Posted 11/13/20 by Andrew Dupuy in Policy

Chesapeake & Ohio Canal National Historical Park in Maryland | Photo by Kate Wackerle

The eyes of the nation have rested this month on the outcome of the presidential, congressional and state elections. While the results at that level appear to be mixedDemocrats are poised to gain the presidency and hold the U.S. House, while Republicans are favored to maintain control of the U.S. Senate and most state legislaturesa more unambiguous picture emerged from local elections for nonpartisan ballot initiatives: Voters overwhelmingly said “yes!” to transit, parks and open space measures that include public investment in trails, bike lanes, sidewalks and improved traffic safety.

Of note: All the ballot initiatives that Rails-to-Trails Conservancy (RTC) specifically supported via digital and online advocacy initiatives, in Colorado, Florida, Central Texas and Virginia, passed.

Biking and trails won big in the polls via two types of propositions: 1) transportation and transit; and 2) parks, open space and land conservation.

Ann and Roy Butler Hike and Bike Trail in Austin, Texas | Photo by TrailLink user
Ann and Roy Butler Hike and Bike Trail in Austin, Texas | Photo by TrailLink user

Major transportation and transit funding measures passed in Austin (including funding for bike lanes, urban trails and a fleet of shared e-bikes at transit hubs), Denver (a climate initiative that included more transit and biking options) and San Antonio. The public’s support for transit comes at a time of great concern for the future of public transportation due to losses of ridership and farebox revenue caused by the pandemic.

Trails and active transportation have served as critical means of transportation for essential workers during the pandemic, particularly for those with concerns about using public transit right now. It’s important to note, however, that bicycling and walking also have mutually beneficial relationships with vibrant, functioning public transportation—as active transportation can serve a vital “first mile, last mile” link from transit hubs to destinations, and more people choose to bike and walk in places with robust transit than in places without.

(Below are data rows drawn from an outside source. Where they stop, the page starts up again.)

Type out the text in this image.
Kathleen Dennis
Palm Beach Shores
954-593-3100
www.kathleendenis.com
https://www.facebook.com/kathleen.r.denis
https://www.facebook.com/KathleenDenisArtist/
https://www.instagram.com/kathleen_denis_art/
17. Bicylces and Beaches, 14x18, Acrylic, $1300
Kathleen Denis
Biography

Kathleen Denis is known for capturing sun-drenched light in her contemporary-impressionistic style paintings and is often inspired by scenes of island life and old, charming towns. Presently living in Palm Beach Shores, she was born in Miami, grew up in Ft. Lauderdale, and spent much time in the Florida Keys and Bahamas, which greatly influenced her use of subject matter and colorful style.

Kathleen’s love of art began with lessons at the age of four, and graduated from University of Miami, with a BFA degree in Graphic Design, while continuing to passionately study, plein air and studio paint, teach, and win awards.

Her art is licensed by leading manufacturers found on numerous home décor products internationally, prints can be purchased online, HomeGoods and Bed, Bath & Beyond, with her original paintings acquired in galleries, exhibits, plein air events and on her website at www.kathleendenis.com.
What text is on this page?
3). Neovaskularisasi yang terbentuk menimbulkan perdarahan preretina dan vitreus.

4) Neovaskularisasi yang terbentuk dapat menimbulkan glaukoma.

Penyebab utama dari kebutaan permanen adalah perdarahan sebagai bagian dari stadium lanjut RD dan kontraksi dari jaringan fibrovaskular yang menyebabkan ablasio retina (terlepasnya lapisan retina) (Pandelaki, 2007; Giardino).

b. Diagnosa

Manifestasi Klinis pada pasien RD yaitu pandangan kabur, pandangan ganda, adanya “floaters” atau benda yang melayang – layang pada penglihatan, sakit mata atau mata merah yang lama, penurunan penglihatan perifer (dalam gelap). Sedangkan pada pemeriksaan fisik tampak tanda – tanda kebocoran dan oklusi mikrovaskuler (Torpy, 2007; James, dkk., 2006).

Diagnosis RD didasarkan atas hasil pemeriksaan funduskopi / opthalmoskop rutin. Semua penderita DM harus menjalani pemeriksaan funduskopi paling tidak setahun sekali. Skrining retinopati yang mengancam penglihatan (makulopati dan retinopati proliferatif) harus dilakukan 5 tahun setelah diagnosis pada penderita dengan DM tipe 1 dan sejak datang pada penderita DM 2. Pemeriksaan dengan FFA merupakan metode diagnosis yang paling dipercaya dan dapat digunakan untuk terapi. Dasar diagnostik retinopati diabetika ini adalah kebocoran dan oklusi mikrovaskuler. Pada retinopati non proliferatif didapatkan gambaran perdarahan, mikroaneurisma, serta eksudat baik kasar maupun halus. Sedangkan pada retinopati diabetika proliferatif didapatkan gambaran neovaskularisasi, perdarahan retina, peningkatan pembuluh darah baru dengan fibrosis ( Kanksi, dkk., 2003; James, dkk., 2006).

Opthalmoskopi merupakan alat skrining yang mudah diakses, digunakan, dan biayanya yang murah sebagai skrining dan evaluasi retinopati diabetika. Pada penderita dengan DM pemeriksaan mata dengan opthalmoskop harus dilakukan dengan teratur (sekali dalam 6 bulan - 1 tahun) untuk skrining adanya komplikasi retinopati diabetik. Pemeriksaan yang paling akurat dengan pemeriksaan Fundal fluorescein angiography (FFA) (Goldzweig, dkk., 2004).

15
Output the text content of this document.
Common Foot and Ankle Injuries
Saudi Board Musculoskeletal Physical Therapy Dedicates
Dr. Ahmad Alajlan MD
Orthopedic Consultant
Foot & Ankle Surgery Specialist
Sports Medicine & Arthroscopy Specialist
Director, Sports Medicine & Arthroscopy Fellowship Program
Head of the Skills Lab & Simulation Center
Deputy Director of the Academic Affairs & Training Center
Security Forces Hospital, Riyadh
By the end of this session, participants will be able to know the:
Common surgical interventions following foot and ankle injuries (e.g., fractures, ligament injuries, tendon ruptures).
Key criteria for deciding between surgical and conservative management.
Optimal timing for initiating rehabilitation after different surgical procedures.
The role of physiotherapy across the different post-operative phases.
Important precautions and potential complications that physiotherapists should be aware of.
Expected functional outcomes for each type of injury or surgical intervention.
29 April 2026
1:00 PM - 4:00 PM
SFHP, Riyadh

Big Dry Creek Trail in Littleton, Colorado | Photo by TrailLink user amylove777
Big Dry Creek Trail in Littleton, Colorado | Photo by TrailLink user amylove777

According to our friends (and former D.C. office neighbors!) at City Parks Alliance and the Trust for Public Land, voters approved $3.7 billion in new funding for parks, climate resiliency and public lands—including for trail acquisition and construction. Notably, RTC supported the successful renewal of Volusia County, Florida (which includes Daytona Beach) ECHO funds that have been instrumental in trail funding, and a park bond in Fairfax County, Virginia, that includes trail funding and will help build out the Capital Trails Coalition, an RTC TrailNation™ project that will equitably connect 800+ miles of trails in the D.C. metro area.

These new voter-approved revenue streams for parks, trails, transit, bike lanes and sidewalks may offer local governments some flexibility to expand infrastructure at a time when they may be facing restrictive fiscal environments due to the COVID-19 pandemic and the loss of local tax revenue. Special thanks to all the trail supporters around the country who helped make this crucial support for active transportation possible this November.

Most state legislatures around the country will convene again in the early part of 2021, and RTC will monitor their activities for any new developments, including threats and opportunities around trails and active transportation.